教師から生徒へ、先輩から後輩へ、福祉職員から障害のある方へ、成人から未成年へ、電車の車内や選挙カーの中で。
日々の報道で、これらの関係性や場所などでの「性的虐待行為」のニュースを目や耳にするたびに、子供を持つ親として、娘を持つ親として、ひとりの人間として、心を痛める、強い憤りを感じる、怒りすら覚える、という方もいらっしゃると思います。
そういったニュースの中で目にする「わいせつ行為」や「みだらな行為」という言葉、そもそも、どのようなちがいがあるのでしょうか。
目をそむけたくなるような行為かもしれませんが、今回は、この「わいせつ行為」と「みだらな行為」のちがいについて、ご紹介したいと思います。
「わいせつ行為」とは
「わいせつ行為」とは、刑法上の規定では、体への接触、脱衣など性的欲求を刺激する行為のことを指します。
普通の人間の性的恥辱心を害し、性的道義概念に反する行為と言い換えることも可能です。強制的なキスや体を触ること、裸にして写真を撮るなどの行為が該当します。
「みだらな行為」とは
「みだらな行為」とは、主には各地方自治体の定めた青少年保護条例(俗にいう淫行条例)の中にある言葉で、結婚を前提としていない状態での性交渉のことを指しています。
「わいせつ行為」と「みだらな行為」のちがい
「わいせつ行為」と「みだらな行為」のちがいを見ていきましょう。
「わいせつ行為」は、犯罪に関わる刑法に規定されたものです。
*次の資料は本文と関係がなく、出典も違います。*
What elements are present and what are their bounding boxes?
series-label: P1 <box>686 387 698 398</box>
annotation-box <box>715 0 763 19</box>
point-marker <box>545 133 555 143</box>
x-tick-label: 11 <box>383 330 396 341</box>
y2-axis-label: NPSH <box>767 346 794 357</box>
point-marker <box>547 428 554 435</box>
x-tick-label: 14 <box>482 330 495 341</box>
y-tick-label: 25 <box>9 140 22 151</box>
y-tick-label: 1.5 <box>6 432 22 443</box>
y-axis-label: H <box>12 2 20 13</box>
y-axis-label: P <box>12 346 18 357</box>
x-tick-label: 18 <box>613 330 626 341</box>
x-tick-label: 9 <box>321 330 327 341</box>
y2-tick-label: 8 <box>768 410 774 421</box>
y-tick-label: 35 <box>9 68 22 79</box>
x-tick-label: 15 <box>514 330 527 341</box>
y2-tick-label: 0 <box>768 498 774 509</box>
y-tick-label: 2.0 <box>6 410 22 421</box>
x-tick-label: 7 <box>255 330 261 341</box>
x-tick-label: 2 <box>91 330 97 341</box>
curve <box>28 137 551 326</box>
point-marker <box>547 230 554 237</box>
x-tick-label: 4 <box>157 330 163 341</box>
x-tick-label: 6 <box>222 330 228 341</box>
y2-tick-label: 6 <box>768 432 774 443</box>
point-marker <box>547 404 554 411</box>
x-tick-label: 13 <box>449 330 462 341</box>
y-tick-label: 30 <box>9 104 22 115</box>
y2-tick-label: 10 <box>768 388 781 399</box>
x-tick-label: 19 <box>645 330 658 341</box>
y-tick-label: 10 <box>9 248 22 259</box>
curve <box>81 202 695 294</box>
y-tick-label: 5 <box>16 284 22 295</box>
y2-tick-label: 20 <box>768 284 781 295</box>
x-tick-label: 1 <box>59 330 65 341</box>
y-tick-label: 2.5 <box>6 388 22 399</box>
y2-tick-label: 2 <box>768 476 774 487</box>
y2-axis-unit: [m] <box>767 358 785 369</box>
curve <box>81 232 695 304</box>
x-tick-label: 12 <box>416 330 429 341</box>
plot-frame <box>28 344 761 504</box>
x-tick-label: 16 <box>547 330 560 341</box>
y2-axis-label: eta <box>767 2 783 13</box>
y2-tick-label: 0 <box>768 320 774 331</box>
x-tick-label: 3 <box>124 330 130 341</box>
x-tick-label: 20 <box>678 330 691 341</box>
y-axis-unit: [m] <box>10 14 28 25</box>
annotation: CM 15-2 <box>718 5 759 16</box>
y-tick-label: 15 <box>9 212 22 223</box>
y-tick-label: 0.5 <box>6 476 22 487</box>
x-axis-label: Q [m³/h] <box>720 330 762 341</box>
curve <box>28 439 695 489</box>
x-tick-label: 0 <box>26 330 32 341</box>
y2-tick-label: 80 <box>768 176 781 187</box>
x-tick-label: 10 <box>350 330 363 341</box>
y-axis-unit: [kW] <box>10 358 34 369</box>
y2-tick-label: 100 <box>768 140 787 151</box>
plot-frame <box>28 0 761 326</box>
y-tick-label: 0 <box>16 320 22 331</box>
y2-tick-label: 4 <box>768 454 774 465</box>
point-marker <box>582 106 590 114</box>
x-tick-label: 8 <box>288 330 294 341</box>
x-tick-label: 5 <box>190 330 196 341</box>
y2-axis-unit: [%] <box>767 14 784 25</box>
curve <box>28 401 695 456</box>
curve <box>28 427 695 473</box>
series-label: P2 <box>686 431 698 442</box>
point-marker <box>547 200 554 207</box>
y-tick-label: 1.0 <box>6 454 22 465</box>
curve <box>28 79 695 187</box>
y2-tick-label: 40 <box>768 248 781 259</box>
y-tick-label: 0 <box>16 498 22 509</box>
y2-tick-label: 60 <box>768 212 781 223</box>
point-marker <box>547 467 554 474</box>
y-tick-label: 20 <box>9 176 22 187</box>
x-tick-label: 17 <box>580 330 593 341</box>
刑法は、犯罪とされに関する刑罰を規定した法律であるため、「わいせつ行為」と表現されるものは、犯罪に関連する行為となり、その対象となる行為や刑罰は日本国内において共通のものとなっています。
一方で、「みだらな行為」とは、青少年保護条例(淫行条例)の中での表現であり、『青少年を誘惑し、脅迫し、困惑させるなどその心身の未成熟さに乗じた不当な手段により行う性交』と位置づけられており、条例内容は自治体ごとに異なります。よって、対象となる行為や刑罰は、各自治体によって異なります。
条例が各自治体ごとで異なる背景は、その地域の年齢構成や商業形態、地理・地形、人間の流動性などのちがいによるものです。
「わいせつ行為」と「みだらな行為」のちがい まとめ
今回は「わいせつ行為」と「みだらな行為」のちがいについてご紹介しました。
国家が対象行為とその刑罰を規定したものが「わいせつ行為」、各地方自治体が未成年保護のために、対象行為や刑罰を規定したものを「みだらな行為」という分類であることがわかります。
しかしながら、どのような分類であっても、いずれの行為も、その被害にあった方への精神的、肉体的な影響を考えても、決して、許されるものではありません。
「わいせつ行為」「みだらな行為」の抑止力として、対象行為や処罰の内容を理解、周知していく行動や活動の重要性を改めて強く感じました。
同時に、いずれの行為も行うことのない正しい道徳観の育成も非常に大きな意味を持っています。被害にあわれた方への国や自治体の保護やサポートの体制の拡充と合わせて、これからの社会で非常に強く求められるべきものだと考えます。